Microsoft is the latest to join the mobile payments game. The company is thought to be working to integrate Near Field Communication (NFC) into its Windows Phone 7 operating system, according to a Bloomberg report. Alongside Google, Apple and Nokia, Microsoft might be the next to test the technology.
The software giant holds 14 patents referencing NFC; the most recent was awarded on March 22, according to the U.S. Patent Office.
Nokia has already committed itself to the technology protocol and has promised to make NFC a standard feature on all its Symbian smartphones this year. With Microsoft entering the game, the NokiaSoft alliance could definitely mean a huge number of NFC-enabled devices in the days to come.
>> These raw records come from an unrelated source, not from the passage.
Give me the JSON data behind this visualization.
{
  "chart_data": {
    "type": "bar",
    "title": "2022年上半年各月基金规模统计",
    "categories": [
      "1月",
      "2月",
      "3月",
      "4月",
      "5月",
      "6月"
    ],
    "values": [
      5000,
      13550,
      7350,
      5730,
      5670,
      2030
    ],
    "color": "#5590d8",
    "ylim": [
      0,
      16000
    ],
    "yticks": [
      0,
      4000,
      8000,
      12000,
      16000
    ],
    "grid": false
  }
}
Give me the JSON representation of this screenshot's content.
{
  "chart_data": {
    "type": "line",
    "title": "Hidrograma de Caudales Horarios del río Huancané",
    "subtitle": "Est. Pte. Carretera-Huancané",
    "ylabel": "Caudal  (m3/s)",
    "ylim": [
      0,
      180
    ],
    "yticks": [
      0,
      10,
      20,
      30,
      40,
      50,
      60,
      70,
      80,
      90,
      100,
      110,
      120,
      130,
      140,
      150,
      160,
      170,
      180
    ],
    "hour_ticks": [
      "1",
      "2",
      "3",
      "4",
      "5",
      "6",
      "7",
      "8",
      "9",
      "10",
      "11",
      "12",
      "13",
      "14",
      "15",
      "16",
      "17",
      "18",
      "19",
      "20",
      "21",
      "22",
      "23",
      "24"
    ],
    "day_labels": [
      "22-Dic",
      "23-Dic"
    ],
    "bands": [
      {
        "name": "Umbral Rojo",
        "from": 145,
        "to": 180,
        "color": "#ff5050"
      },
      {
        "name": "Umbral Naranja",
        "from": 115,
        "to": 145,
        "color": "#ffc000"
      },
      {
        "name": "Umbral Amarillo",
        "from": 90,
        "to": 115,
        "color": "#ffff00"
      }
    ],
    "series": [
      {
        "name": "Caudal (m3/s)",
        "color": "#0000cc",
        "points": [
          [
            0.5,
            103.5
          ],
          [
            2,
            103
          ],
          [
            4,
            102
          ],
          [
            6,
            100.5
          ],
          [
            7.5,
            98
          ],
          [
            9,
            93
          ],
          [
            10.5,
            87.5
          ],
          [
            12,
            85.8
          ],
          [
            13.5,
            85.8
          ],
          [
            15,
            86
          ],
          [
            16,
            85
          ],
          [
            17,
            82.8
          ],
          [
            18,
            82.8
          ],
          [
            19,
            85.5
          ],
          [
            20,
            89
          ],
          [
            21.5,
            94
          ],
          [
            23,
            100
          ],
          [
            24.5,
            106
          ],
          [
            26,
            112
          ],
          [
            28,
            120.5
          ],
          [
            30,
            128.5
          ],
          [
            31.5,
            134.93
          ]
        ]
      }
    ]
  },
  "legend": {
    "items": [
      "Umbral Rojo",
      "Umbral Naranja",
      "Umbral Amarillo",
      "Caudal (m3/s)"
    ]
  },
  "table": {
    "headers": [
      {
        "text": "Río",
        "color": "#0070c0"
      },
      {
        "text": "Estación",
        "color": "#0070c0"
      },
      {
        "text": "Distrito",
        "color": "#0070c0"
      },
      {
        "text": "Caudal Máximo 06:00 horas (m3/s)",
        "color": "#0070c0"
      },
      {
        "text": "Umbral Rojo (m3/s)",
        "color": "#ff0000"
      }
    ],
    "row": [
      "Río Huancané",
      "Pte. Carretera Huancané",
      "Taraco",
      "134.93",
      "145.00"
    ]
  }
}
Gartner predicts huge growth in mobile payments. The market researcher expects mobile payments to rise from $32 billion in 2010 to more than $245 billion in transactions in 2014. With the latest IDC predictions that Windows Phone will overtake Apple by 2015, there's a lot of action to look forward to.
However, IDC estimates that Microsoft will just have just 5.5% market share. Android will have 39.5%, Apple will have 15.7%, and RIM a 14.9%, all of whom are already part of the mobile payments derby.
Earlier this week, we reported Google is teaming up with MasterCard and Citigroup to launch a contactless payment system in the US this year.
Meanwhile, Gemalto, the world leader in digital security announced that it has become the first company to be certified by MasterCard for NFC payments. The software is embedded in the phone's SIM, but of course can only work if the phone itself actually has the NFC technology built into it.
In the UK, Gemalto is already known to partnering with a global, first-tier financial institution and a world leading mobile operator; to implement the new MasterCard certified mobile payment application and carry out the solution's first mass commercial roll out.